Posted By: Edmund Conway at Jun 4, 2009 at 16:37:00

This is what happens when politics and febrile Westminster rumour collides with the currency markets.



At around 12.15 or so this afternoon a rumour starting whipping around the currency markets that Gordon Brown was about to resign. In the space of barely three minutes sterling plunged by more than 3 cents from almost $1.64 to below $1.61. This was a massive plunge, the likes of which we have rarely seen, even in these times of crisis.

As you can see from the chart below, the pound did more or less the same against the euro, so this was almost certainly a pound-specific feature rather than cross-winds from overseas.



Why, though, did the pound fall rather than rising? Given Gordon Brown has been so closely associated with the ballooning level of public debt, one might rationally have assumed that either a) his successor would be more aware that in order to avoid losing the UK's AAA credit rating he or she would need to bring spending and borrowing back under control or b) his departure would trigger a general election in which the rather more parsimonious Tories would come to office. These moves would probably be bullish for the pound, since they would, in the long run at least, lessen the chances of a sovereign debt crisis.

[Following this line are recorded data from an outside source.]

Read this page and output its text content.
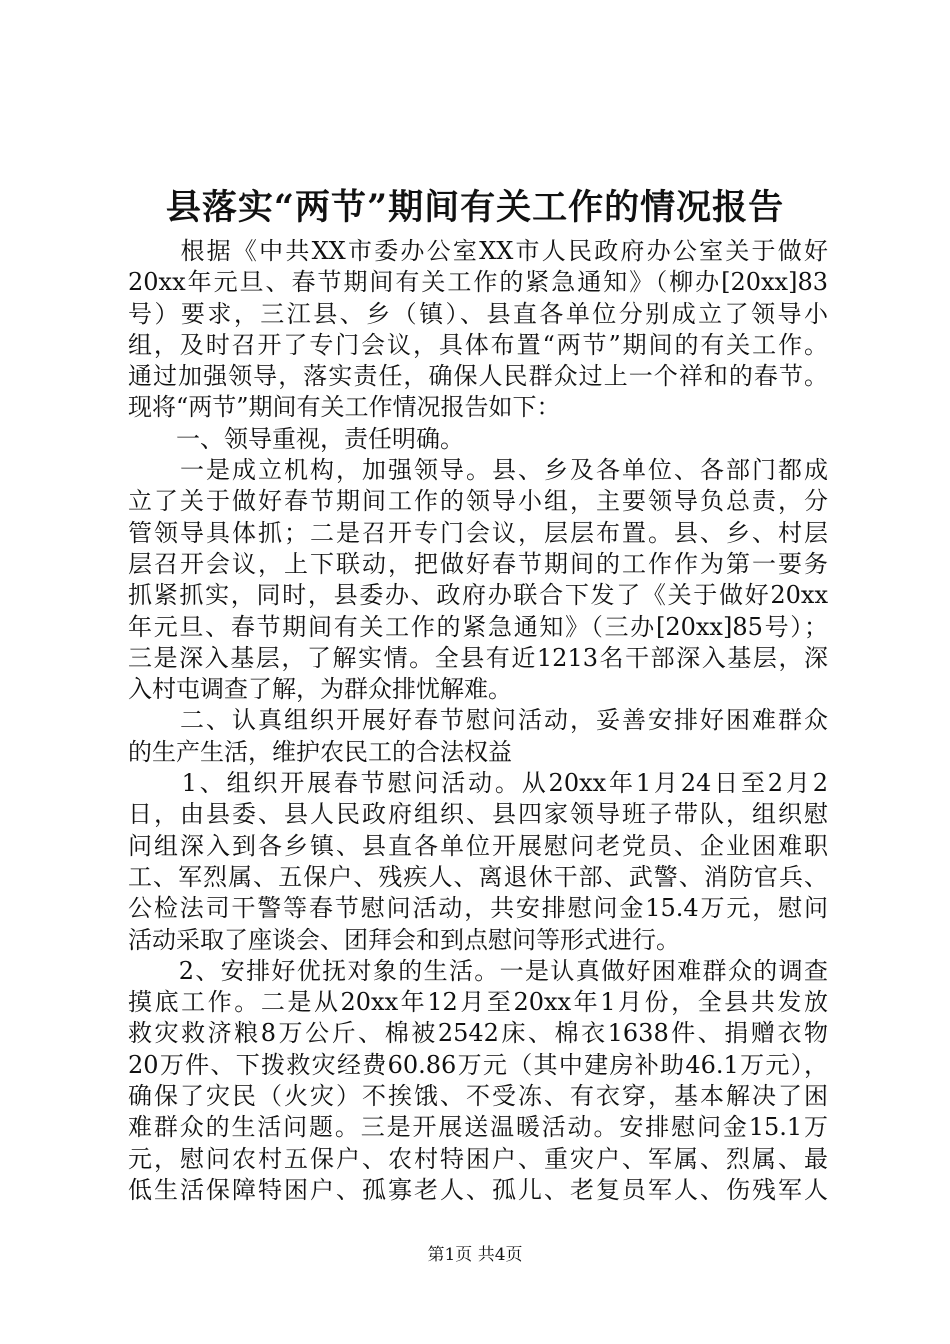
县落实“两节”期间有关工作的情况报告
　　根据《中共XX市委办公室XX市人民政府办公室关于做好
20xx年元旦、春节期间有关工作的紧急通知》（柳办[20xx]83
号）要求，三江县、乡（镇）、县直各单位分别成立了领导小
组，及时召开了专门会议，具体布置“两节”期间的有关工作。
通过加强领导，落实责任，确保人民群众过上一个祥和的春节。
现将“两节”期间有关工作情况报告如下：
　　一、领导重视，责任明确。
　　一是成立机构，加强领导。县、乡及各单位、各部门都成
立了关于做好春节期间工作的领导小组，主要领导负总责，分
管领导具体抓；二是召开专门会议，层层布置。县、乡、村层
层召开会议，上下联动，把做好春节期间的工作作为第一要务
抓紧抓实，同时，县委办、政府办联合下发了《关于做好20xx
年元旦、春节期间有关工作的紧急通知》（三办[20xx]85号）；
三是深入基层，了解实情。全县有近1213名干部深入基层，深
入村屯调查了解，为群众排忧解难。
　　二、认真组织开展好春节慰问活动，妥善安排好困难群众
的生产生活，维护农民工的合法权益
　　1、组织开展春节慰问活动。从20xx年1月24日至2月2
日，由县委、县人民政府组织、县四家领导班子带队，组织慰
问组深入到各乡镇、县直各单位开展慰问老党员、企业困难职
工、军烈属、五保户、残疾人、离退休干部、武警、消防官兵、
公检法司干警等春节慰问活动，共安排慰问金15.4万元，慰问
活动采取了座谈会、团拜会和到点慰问等形式进行。
　　2、安排好优抚对象的生活。一是认真做好困难群众的调查
摸底工作。二是从20xx年12月至20xx年1月份，全县共发放
救灾救济粮8万公斤、棉被2542床、棉衣1638件、捐赠衣物
20万件、下拨救灾经费60.86万元（其中建房补助46.1万元），
确保了灾民（火灾）不挨饿、不受冻、有衣穿，基本解决了困
难群众的生活问题。三是开展送温暖活动。安排慰问金15.1万
元，慰问农村五保户、农村特困户、重灾户、军属、烈属、最
低生活保障特困户、孤寡老人、孤儿、老复员军人、伤残军人
第1页 共4页
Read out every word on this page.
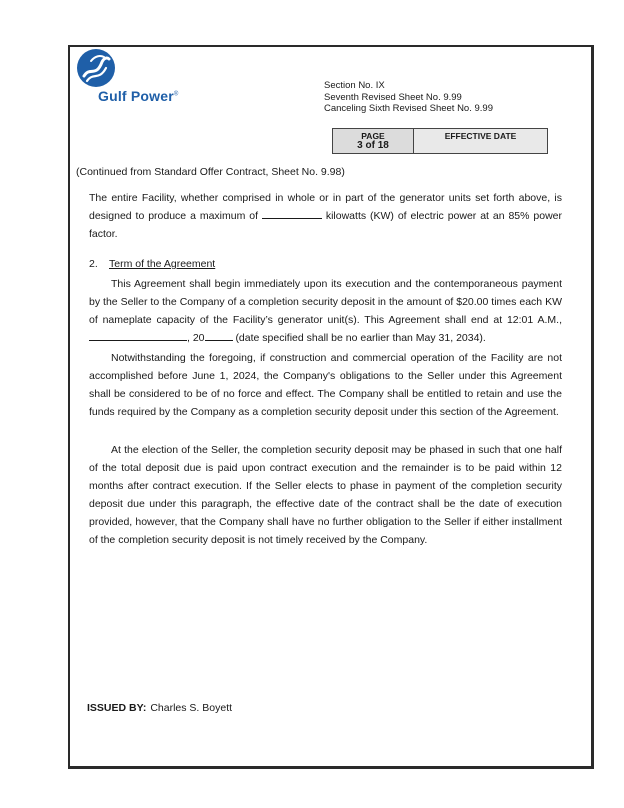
Gulf Power®
Section No. IX
Seventh Revised Sheet No. 9.99
Canceling Sixth Revised Sheet No. 9.99
PAGE
3 of 18
EFFECTIVE DATE
(Continued from Standard Offer Contract, Sheet No. 9.98)

The entire Facility, whether comprised in whole or in part of the generator units set forth above, is designed to produce a maximum of	kilowatts (KW) of electric power at an 85% power factor.

2. Term of the Agreement

This Agreement shall begin immediately upon its execution and the contemporaneous payment by the Seller to the Company of a completion security deposit in the amount of $20.00 times each KW of nameplate capacity of the Facility’s generator unit(s). This Agreement shall end at 12:01 A.M., , 20	(date specified shall be no earlier than May 31, 2034).

Notwithstanding the foregoing, if construction and commercial operation of the Facility are not accomplished before June 1, 2024, the Company's obligations to the Seller under this Agreement shall be considered to be of no force and effect. The Company shall be entitled to retain and use the funds required by the Company as a completion security deposit under this section of the Agreement.

At the election of the Seller, the completion security deposit may be phased in such that one half of the total deposit due is paid upon contract execution and the remainder is to be paid within 12 months after contract execution. If the Seller elects to phase in payment of the completion security deposit due under this paragraph, the effective date of the contract shall be the date of execution provided, however, that the Company shall have no further obligation to the Seller if either installment of the completion security deposit is not timely received by the Company.

ISSUED BY: Charles S. Boyett
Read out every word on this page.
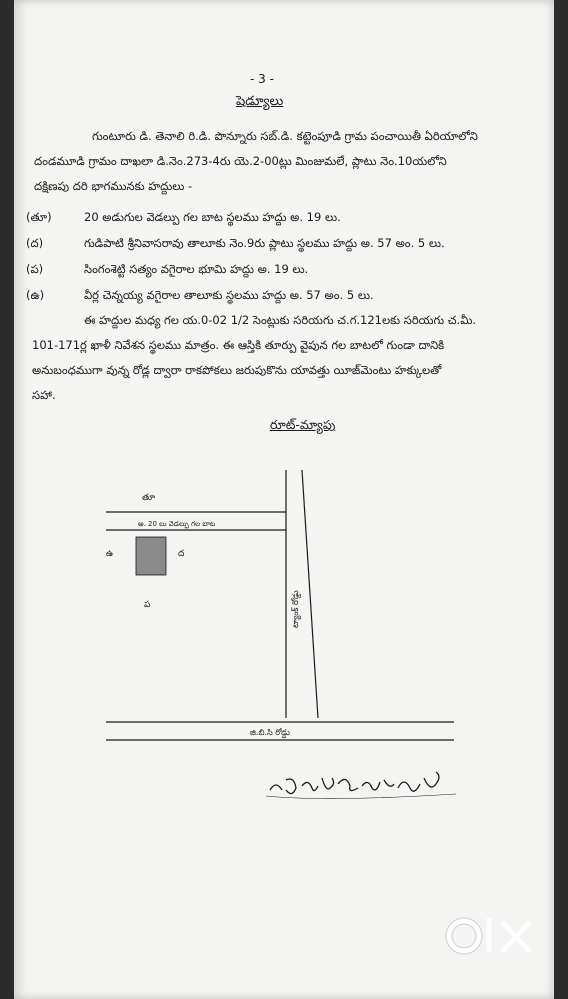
- 3 -
షెడ్యూలు
గుంటూరు డి. తెనాలి రి.డి. పొన్నూరు సబ్.డి. కట్టెంపూడి గ్రామ పంచాయితీ ఏరియాలోని
దండమూడి గ్రామం దాఖలా డి.నెం.273-4రు యె.2-00ట్లు మింజుమలే, ప్లాటు నెం.10యలోని
దక్షిణపు దరి భాగమునకు హద్దులు -
(తూ)	20 అడుగుల వెడల్పు గల బాట స్థలము హద్దు అ. 19 లు.
(ద)	గుడిపాటి శ్రీనివాసరావు తాలూకు నెం.9రు ప్లాటు స్థలము హద్దు అ. 57 అం. 5 లు.
(ప)	సింగంశెట్టి సత్యం వగైరాల భూమి హద్దు అ. 19 లు.
(ఉ)	వీర్ల చెన్నయ్య వగైరాల తాలూకు స్థలము హద్దు అ. 57 అం. 5 లు.
ఈ హద్దుల మధ్య గల య.0-02 1/2 సెంట్లుకు సరియగు చ.గ.121లకు సరియగు చ.మీ.
101-171ర్ల ఖాళీ నివేశన స్థలము మాత్రం. ఈ ఆస్తికి తూర్పు వైపున గల బాటలో గుండా దానికి
అనుబంధముగా వున్న రోడ్ల ద్వారా రాకపోకలు జరుపుకొను యావత్తు యీజ్‌మెంటు హక్కులతో
సహా.
రూట్-మ్యాపు
తూ
అ. 20 లు వెడల్పు గల బాట
ఉ	ద
ప	ట్యాంక్ రోడ్డు
జి.బి.సి రోడ్డు
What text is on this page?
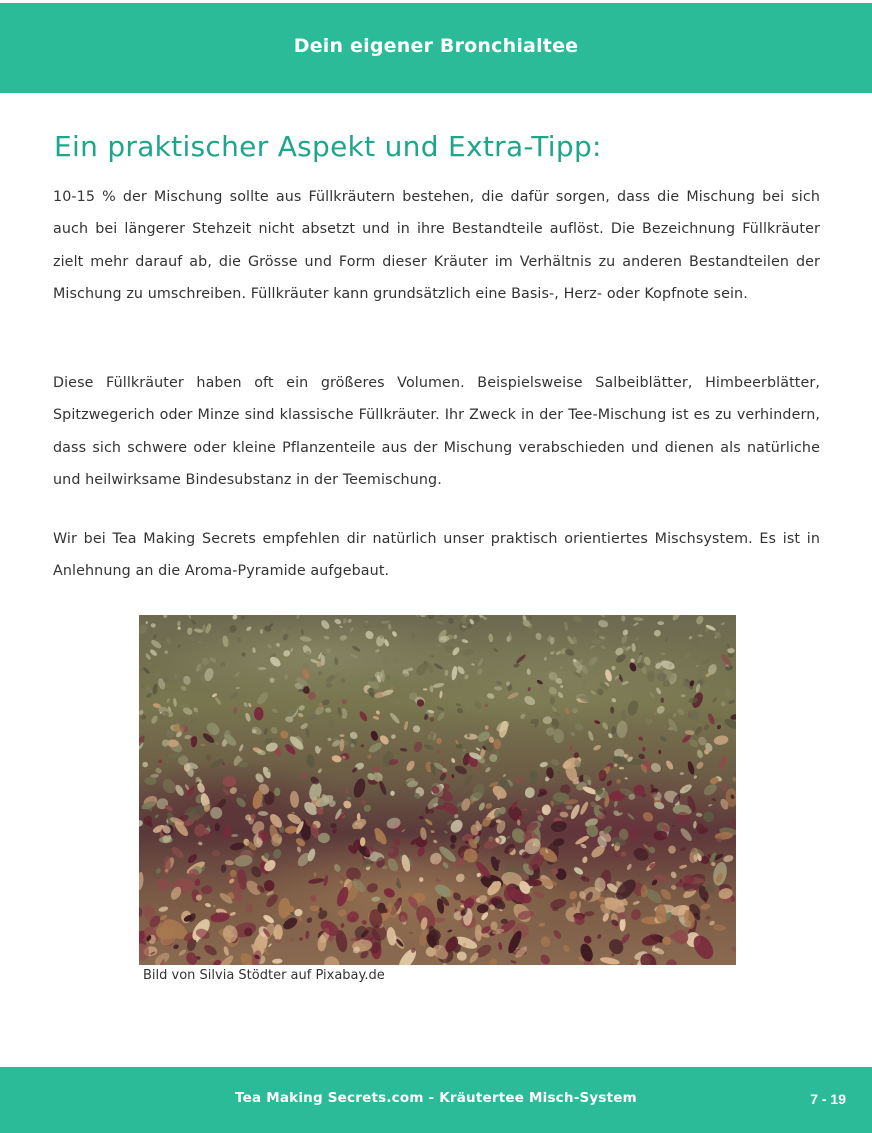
Dein eigener Bronchialtee
Ein praktischer Aspekt und Extra-Tipp:

10-15 % der Mischung sollte aus Füllkräutern bestehen, die dafür sorgen, dass die Mischung bei sich auch bei längerer Stehzeit nicht absetzt und in ihre Bestandteile auflöst. Die Bezeichnung Füllkräuter zielt mehr darauf ab, die Grösse und Form dieser Kräuter im Verhältnis zu anderen Bestandteilen der Mischung zu umschreiben. Füllkräuter kann grundsätzlich eine Basis-, Herz- oder Kopfnote sein.

Diese Füllkräuter haben oft ein größeres Volumen. Beispielsweise Salbeiblätter, Himbeerblätter, Spitzwegerich oder Minze sind klassische Füllkräuter. Ihr Zweck in der Tee-Mischung ist es zu verhindern, dass sich schwere oder kleine Pflanzenteile aus der Mischung verabschieden und dienen als natürliche und heilwirksame Bindesubstanz in der Teemischung.

Wir bei Tea Making Secrets empfehlen dir natürlich unser praktisch orientiertes Mischsystem. Es ist in Anlehnung an die Aroma-Pyramide aufgebaut.

Bild von Silvia Stödter auf Pixabay.de

Tea Making Secrets.com - Kräutertee Misch-System	7 - 19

However, when currency markets sniff the prospect of chaos, they run scared. When Peter Mandelson berated my colleague Richard Tyler for the Telegraph's expenses story, he did have a small point: if investors think that a country's political stability is under threat they will often get their cash out as soon as possible (though of course the business secretary neglected to mention that the expenses scandal was one of the politicians making; our part was to expose it). That is what, for one brief moment, happened earlier this afternoon. Since then, the pound has recovered some of its poise but not, interestingly, much ground. Keep a close eye on the currency markets tonight and tomorrow. They are pulsing dramatically with every piece of new political news.